Now, Nothing CEO Carl Pei has laid out why smartphone prices are rising and why there may be no easy way around it. In a long post on X, Pei said the smartphone industry is facing a shift it has not seen in more than a decade, and it all comes down to memory.
In some cases, Pei claims memory costs have already risen by up to three times, with more increases expected. He points out that memory modules that cost less than $20 a year ago could $100 by the end of 2026 for top-tier phones. That shift forces phone makers into an uncomfortable choice: either raise prices by 30% or more, or downgrade specs.
We are already seeing signs of this across the industry, from reports warning that your next Galaxy smartphone could cost more, to analysis showing how rising memory costs could directly impact your next smartphone purchase from any other brand.
This is not just a smartphone problem. Any product that relies heavily on memory is affected.
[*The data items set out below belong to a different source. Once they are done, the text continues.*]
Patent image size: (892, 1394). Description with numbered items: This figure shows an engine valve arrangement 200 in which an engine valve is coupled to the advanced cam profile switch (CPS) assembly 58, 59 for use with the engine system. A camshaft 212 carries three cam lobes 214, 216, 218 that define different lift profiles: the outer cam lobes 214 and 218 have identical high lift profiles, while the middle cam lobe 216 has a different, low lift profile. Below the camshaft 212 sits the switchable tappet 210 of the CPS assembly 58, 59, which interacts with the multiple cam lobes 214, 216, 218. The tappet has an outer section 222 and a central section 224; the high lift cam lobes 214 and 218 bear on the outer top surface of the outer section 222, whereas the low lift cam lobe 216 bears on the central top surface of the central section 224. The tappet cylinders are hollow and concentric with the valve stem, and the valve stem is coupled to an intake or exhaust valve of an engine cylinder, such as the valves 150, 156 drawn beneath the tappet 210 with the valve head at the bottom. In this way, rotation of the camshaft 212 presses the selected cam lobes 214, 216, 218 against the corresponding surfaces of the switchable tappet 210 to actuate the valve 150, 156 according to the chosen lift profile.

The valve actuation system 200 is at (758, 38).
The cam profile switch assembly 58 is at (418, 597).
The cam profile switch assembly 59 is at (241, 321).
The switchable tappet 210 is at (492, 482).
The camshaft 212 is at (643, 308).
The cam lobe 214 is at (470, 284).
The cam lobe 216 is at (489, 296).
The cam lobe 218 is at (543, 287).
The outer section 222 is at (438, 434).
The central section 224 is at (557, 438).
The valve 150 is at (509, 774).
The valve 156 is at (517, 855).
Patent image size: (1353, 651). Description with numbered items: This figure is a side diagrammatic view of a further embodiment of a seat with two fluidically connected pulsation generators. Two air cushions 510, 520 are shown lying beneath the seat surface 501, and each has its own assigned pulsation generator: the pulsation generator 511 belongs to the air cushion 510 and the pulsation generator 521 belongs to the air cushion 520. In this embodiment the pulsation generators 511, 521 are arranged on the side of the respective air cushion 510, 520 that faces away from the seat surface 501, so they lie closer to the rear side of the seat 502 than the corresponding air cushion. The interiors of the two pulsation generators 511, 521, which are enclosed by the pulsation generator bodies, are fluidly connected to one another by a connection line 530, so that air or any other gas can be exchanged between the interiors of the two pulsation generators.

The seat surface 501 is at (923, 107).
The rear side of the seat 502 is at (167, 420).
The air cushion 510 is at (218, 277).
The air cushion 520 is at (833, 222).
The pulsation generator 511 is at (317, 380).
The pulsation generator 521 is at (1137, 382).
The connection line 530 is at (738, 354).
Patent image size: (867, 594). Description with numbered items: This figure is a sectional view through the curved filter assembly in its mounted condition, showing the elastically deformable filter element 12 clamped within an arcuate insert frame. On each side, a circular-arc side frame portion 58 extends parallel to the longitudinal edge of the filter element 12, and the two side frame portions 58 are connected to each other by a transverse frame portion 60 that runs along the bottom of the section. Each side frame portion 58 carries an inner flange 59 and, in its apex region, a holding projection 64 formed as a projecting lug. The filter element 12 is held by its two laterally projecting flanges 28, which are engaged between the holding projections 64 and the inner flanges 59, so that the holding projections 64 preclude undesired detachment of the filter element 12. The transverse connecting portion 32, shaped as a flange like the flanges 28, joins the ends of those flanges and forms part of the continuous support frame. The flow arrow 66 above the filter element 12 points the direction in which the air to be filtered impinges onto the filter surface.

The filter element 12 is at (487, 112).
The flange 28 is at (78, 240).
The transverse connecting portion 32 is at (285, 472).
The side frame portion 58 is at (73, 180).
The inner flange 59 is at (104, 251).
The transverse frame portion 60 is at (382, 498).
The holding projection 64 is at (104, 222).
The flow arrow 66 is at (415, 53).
Laptops and PCs are already seeing price pressure, with reports showing RAM and storage prices climbing fast, and brands like Dell and Lenovo signaling upcoming price hikes, while Asus has also joined the growing list of PC makers raising prices.
Even memory suppliers are sounding the alarm, with Micron confirming that the memory shortage and pricing pressure are here to stay. Due to AI race, the era of cheap phones may be ending, with entry-level and mid-range segments likely to shrink as costs climb.
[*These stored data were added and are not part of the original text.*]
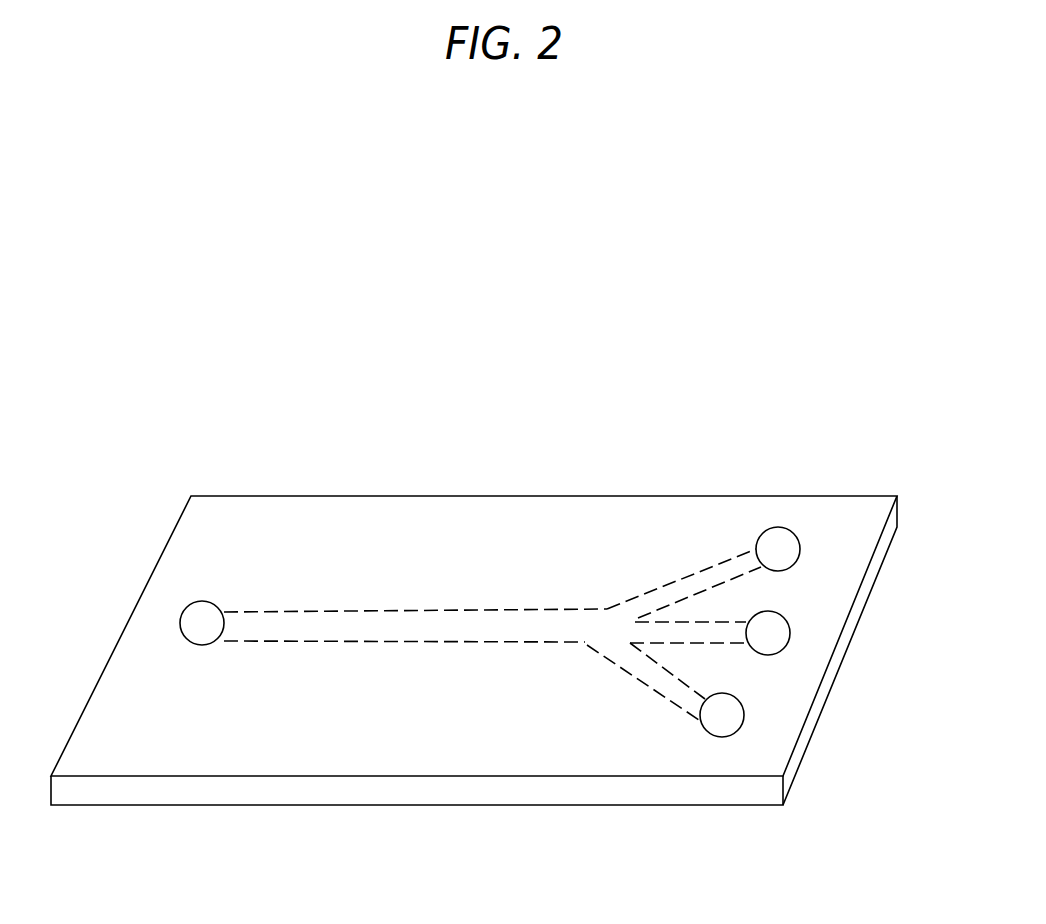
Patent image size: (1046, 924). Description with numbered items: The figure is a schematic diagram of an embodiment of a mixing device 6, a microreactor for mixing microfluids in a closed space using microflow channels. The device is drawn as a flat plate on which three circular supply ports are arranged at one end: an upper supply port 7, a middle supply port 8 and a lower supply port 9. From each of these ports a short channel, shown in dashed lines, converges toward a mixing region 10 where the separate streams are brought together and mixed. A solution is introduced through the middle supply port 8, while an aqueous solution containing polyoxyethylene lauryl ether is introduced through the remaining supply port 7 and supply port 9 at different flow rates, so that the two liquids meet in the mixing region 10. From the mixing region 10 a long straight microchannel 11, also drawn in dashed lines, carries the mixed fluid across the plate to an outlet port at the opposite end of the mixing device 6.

The mixing device 6 is at (397, 517).
The supply port 7 is at (777, 546).
The supply port 8 is at (772, 632).
The supply port 9 is at (713, 718).
The mixing region 10 is at (587, 628).
The microchannel 11 is at (410, 624).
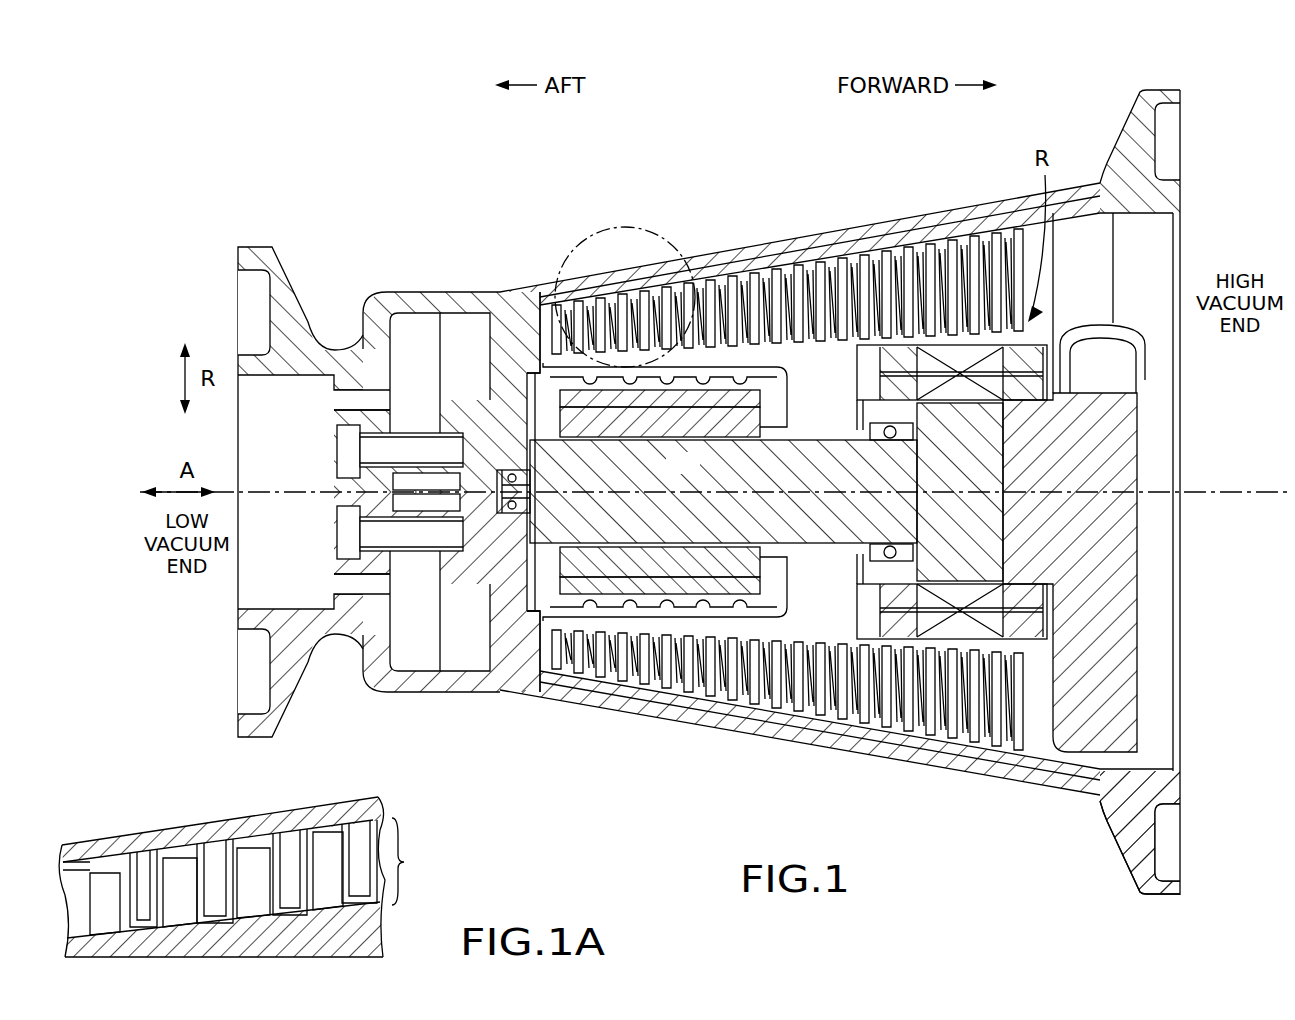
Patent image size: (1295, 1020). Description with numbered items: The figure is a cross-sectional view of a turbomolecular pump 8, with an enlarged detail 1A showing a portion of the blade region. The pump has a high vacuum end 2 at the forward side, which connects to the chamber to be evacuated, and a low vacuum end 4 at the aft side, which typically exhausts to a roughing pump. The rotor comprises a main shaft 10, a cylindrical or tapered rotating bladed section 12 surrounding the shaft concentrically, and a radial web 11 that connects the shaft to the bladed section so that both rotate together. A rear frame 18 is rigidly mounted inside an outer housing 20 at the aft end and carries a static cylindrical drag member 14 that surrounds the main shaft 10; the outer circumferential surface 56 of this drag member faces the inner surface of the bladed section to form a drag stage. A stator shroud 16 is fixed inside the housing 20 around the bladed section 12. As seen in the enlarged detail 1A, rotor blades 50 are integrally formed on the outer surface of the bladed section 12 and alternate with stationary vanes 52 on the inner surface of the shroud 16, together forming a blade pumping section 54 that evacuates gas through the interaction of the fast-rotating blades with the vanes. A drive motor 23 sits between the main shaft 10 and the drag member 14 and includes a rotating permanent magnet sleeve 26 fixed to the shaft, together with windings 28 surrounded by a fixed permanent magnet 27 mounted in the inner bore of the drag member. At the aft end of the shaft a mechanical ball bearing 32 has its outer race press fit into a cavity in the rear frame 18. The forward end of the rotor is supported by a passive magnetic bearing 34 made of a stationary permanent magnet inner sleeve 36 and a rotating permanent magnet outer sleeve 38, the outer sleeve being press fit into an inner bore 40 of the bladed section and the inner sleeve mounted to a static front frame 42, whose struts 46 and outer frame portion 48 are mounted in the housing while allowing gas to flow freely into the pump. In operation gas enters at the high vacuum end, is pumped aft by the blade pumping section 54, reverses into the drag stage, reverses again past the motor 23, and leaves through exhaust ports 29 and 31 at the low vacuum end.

In FIG. 1, the high vacuum end 2 is at (1190, 355).
In FIG. 1, the low vacuum end 4 is at (230, 598).
In FIG. 1, the turbomolecular pump 8 is at (690, 160).
In FIG. 1, the main shaft 10 is at (672, 473).
In FIG. 1, the radial web 11 is at (820, 610).
In FIG. 1, the rotating bladed section 12 is at (727, 357).
In FIG. 1A, the rotating bladed section 12 is at (355, 957).
In FIG. 1, the static cylindrical drag member 14 is at (630, 600).
In FIG. 1, the stator shroud 16 is at (822, 262).
In FIG. 1A, the stator shroud 16 is at (175, 838).
In FIG. 1, the rear frame 18 is at (496, 338).
In FIG. 1, the outer housing 20 is at (372, 291).
In FIG. 1, the drive motor 23 is at (545, 578).
In FIG. 1, the rotating permanent magnet sleeve 26 is at (737, 440).
In FIG. 1, the fixed permanent magnet 27 is at (723, 396).
In FIG. 1, the windings 28 is at (597, 401).
In FIG. 1, the exhaust port 29 is at (497, 377).
In FIG. 1, the exhaust port 31 is at (352, 398).
In FIG. 1, the mechanical ball bearing 32 is at (513, 477).
In FIG. 1, the passive magnetic bearing 34 is at (1003, 560).
In FIG. 1, the stationary permanent magnet inner sleeve 36 is at (993, 395).
In FIG. 1, the rotating permanent magnet outer sleeve 38 is at (987, 353).
In FIG. 1, the inner bore 40 is at (987, 633).
In FIG. 1, the static front frame 42 is at (1110, 493).
In FIG. 1, the struts 46 is at (1125, 652).
In FIG. 1, the outer frame portion 48 is at (1150, 215).
In FIG. 1A, the rotor blades 50 is at (338, 874).
In FIG. 1A, the stationary vanes 52 is at (287, 852).
In FIG. 1A, the blade pumping section 54 is at (413, 861).
In FIG. 1, the outer circumferential surface 56 is at (687, 600).
In FIG. 1, the detail view circle 1A is at (636, 238).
Pei agrees, saying brands that built their reputation on offering more specs for less money will struggle. Nothing itself plans to raise prices across its lineup, especially as it upgrades products launching this quarter to UFS 3.1 storage.
Still, Pei sees an opportunity. He argues that 2026 marks the end of the specs race and the start of something else. With raw hardware no longer cheap, user experience, design, and how a phone feels to use will matter more than ever. In his words, the era of cheap silicon is over, and intentional design is just beginning.